First meetings with inlaws are usually unforgettable experiences so I'm not sure why it's different with Jack. The process of elimination tells me it must have been in London; when we lived in a small row house in Islington where the streets smelled of diesel and the we woke to the sound of brakes from the tube trains on the Picaddily line and the gentle rustle of the sycamores.

My mind is usually like a tube map. I remember the station where I got on and the one where I departed. But Jack is out there wandering through my consciousness, through the tiny park choked with grafitti and the distant threat of violence, through the swanky lanes of Soho and the stores where shirts were folded to look like works of modern art.

And there was the Andy Warhol exhibition at the Tate that we breezed through and the squares that we walked through on sunny days, the numerous Japanese restaurants and the hurried departures because Jack always left it late to catch his plane back to Canada.

Jack always had an interesting tale to tell and was good to wind the night away with. It was effortless to hang out with him, notwithstanding his habit of lingering too long in shops.

While other relatives thrived on emotion and chaos, you could rely on Jack to resort to logic. You could rely on him not to be judgmental, to be in control of a situation and to be successful in everything he did in the business world. His charm and genuine warmth was guaranteed to translate into sales and a rapid rise up the corporate ladder.

He was less successful as a family guy, having been through a couple of marriages before dedicating himself to bachelorhood. Jack was the sort of guy who would come home with a big smile and an even bigger red setter in his arms, giving little thought about who would walk it. Or he'd show up in a new soft top sports car, with little thought of where the kids would sit.

I never saw his hedonistic streak and his determination to live life to the full as a weakness. I think I saw elements of myself in him.

The last time I saw him we drove eight hours from South Carolina to Virginia. Jack stayed in the house for a few days. I'd catch up with him watching basketball at night after the late shift but I was tired and our conversations were cursory.

We saw him off at the airport but his independent streak kicked in and he urged us to leave so as he could browse the shops before his departure. My last glimpse was of him disappearing up an escalator, his jacket over his shoulder, very much the self contained corporate sales maestro.

And now I wonder if that will prove to be my last glimpse of him.

I'm not good with the word cancer because cancer happens to other people who I'm not related to. Cancer happens to the people I write about in stories and the pale kids who front fundraising commerials.

When I think of Jack coughing on every second word in an apartment a friend has let him stay in rent free in Vancouver I can only wonder if he looks out of the window and sees the majesty of the distant mountains and suddenly realizes they are out of reach.

I remember the hint of warmth that lay in the Vancouver spring the only time I visited more than a decade ago, the gentle whistle of the wind across the beaches that ring Stanley Park and the cherry blossoms, Housman's loveliest of trees hung with bloom along the bough.
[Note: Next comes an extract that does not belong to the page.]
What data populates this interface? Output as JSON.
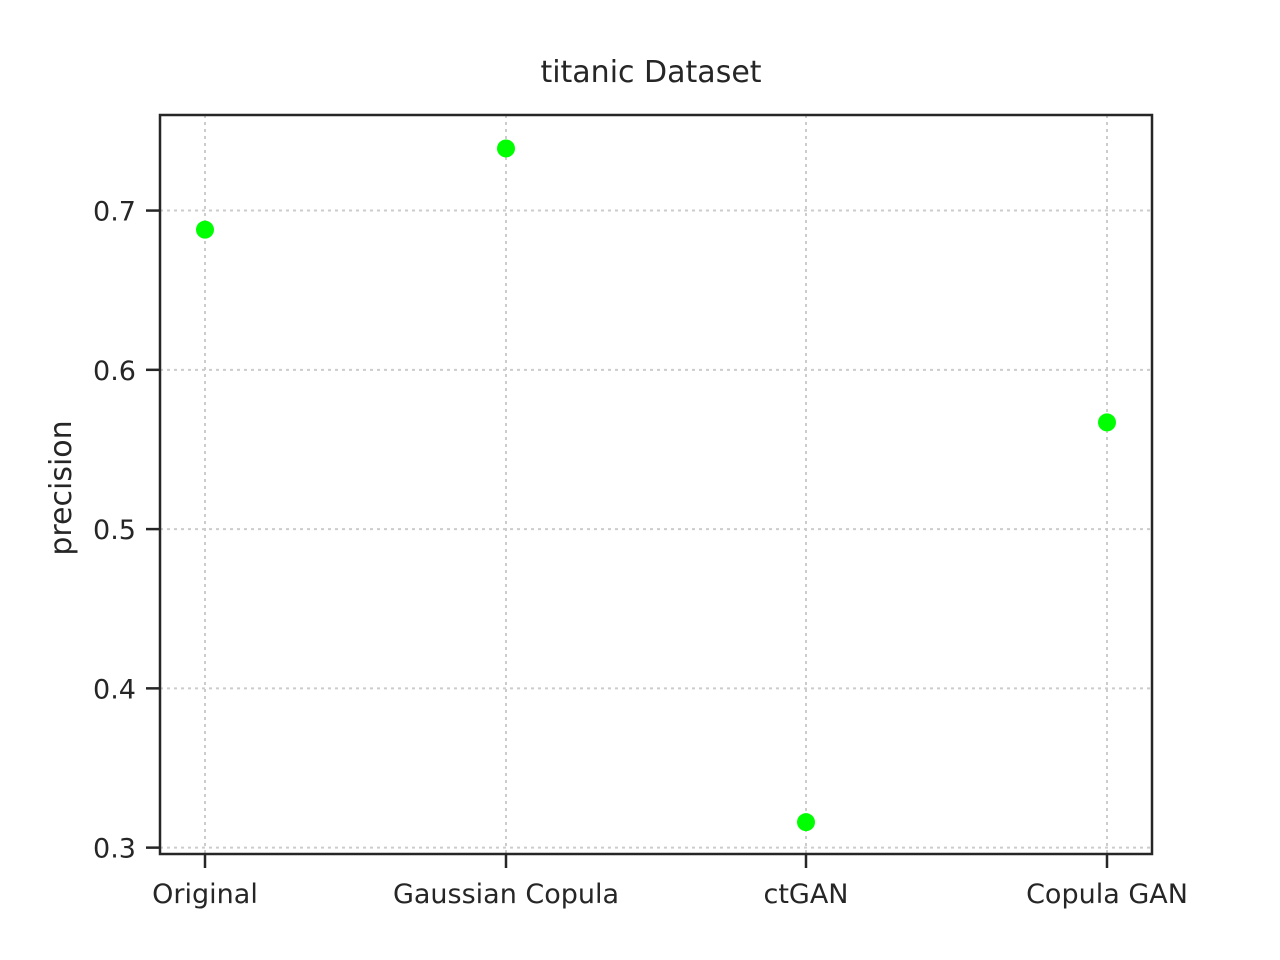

And the anticipation as the coach lurched its way up to Whistler and the way the distant mountain peaks glistened with the ice of a million chandeliers as I pointed my skies down the slope to hurtle faster and faster down the slope, seeking the thrill and the danger at every twist and turn.

I'm not sure if Jack will see the cherry blossoms appear on the bough again or the snow glisten on the mountains. But as long as there is beauty left in the world I'll hope against hope.